Global climate change means some places could get warmer, some could get colder. At least as I understand it (and I don’t pretend to understand it completely). Storms won’t necessarily become more frequent, but they could become more intense.
In any case, the last decade is the hottest on record. There’s no question Arctic ice is melting more in the summer, and that glaciers are receding. The snows of Kilimanjaro will soon exist only in Hemingway’s short story. Something’s going on. Call it whatever you want.
While the Mid-Atlantic was getting feet of snow, Colorado ski resort Breckinridge has to make do with 3 inches, according to NPR. And Vancouver, where, I hear, they’re trying to hold the Winter Olympics? Don’t ask.
(Who, by the way, thought a place that has 45-degree temperatures in the winter might be a swell place to hold the Winter Olympics? That’s like deciding to hold the Winter Olympics in Iowa City, then getting here and discovering Iowa City has no mountains to ski down.)
Rio de Janeiro, meanwhile, is suffering its worst heat wave in more than 50 years.
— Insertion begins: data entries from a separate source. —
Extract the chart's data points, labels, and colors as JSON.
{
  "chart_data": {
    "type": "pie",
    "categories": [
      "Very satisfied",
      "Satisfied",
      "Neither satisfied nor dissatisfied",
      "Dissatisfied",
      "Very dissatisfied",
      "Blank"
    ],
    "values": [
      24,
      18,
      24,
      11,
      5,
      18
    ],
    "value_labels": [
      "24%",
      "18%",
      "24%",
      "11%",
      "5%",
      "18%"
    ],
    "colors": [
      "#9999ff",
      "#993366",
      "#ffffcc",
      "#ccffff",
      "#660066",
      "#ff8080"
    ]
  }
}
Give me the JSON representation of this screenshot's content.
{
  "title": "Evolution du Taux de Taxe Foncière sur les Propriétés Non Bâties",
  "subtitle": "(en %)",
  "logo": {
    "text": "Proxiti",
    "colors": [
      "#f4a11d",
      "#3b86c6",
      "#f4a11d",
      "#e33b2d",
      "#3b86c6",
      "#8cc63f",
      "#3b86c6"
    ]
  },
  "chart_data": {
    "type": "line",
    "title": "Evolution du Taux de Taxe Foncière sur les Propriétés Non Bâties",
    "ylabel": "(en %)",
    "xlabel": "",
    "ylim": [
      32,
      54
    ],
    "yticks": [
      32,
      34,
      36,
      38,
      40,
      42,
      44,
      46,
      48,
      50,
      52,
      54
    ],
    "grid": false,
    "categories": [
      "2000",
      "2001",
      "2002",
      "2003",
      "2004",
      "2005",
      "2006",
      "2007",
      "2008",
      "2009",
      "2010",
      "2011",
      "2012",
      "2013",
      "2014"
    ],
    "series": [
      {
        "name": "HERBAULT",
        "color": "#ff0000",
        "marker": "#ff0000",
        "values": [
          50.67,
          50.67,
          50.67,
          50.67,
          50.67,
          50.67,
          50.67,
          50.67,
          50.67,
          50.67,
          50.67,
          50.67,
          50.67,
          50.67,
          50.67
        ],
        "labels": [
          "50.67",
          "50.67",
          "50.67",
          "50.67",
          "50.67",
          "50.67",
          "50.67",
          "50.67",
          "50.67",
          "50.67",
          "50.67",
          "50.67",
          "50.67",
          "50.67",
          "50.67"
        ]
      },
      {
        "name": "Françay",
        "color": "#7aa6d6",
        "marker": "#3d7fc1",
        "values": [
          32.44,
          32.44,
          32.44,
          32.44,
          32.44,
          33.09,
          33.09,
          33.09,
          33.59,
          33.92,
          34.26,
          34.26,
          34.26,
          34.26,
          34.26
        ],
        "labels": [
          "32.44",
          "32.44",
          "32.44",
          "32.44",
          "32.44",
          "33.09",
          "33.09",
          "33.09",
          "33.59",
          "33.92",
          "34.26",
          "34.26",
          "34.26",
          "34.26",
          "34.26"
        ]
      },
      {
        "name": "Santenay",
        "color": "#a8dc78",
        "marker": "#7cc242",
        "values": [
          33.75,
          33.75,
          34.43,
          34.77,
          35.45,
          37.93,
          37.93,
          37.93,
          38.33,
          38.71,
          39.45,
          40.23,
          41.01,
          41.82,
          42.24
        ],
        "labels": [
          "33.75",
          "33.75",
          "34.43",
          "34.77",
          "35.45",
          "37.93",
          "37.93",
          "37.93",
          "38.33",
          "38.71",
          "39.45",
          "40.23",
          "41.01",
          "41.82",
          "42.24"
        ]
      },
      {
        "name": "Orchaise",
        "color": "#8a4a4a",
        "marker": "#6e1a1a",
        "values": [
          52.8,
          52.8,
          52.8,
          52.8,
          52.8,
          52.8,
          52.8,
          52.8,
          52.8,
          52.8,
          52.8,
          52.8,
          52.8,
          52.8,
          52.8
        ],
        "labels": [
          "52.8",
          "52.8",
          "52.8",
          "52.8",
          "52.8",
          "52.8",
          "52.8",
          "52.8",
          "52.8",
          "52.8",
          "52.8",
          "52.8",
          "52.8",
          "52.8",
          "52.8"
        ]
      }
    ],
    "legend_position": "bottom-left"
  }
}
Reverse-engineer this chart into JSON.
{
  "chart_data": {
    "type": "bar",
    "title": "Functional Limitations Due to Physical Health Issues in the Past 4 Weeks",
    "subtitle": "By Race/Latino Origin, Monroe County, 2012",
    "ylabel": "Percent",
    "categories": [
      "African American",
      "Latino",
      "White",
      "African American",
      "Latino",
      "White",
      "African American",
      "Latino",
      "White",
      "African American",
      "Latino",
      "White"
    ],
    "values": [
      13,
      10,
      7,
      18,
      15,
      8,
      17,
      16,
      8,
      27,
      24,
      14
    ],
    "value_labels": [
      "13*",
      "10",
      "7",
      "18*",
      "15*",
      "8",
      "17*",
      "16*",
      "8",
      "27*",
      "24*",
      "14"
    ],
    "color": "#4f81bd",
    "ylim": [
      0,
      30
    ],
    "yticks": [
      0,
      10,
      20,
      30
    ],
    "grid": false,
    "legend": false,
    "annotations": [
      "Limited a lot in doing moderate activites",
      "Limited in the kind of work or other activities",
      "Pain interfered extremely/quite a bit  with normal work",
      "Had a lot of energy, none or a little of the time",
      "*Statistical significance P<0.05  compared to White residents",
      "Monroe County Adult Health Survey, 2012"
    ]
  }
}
I’m going to take my cue from Michael Winship, the senior writer of “Bill Moyers Journal,” who notes that the U.S. national-security apparatus is taking global climate change quite seriously. As he points out, the CIA and the Pentagon have established task forces to assess the effect of climate change on U.S. security. The Pentagon, for instance, created the Quadrennial Defense Review, which reported “… climate change could have significant geopolitical impacts around the world, contributing to poverty, environmental degradation, and the further weakening of fragile governments. Climate change will contribute to food and water scarcity, will increase the spread of disease, and may spur or exacerbate mass migration.”
So let’s build some igloos with funny signs.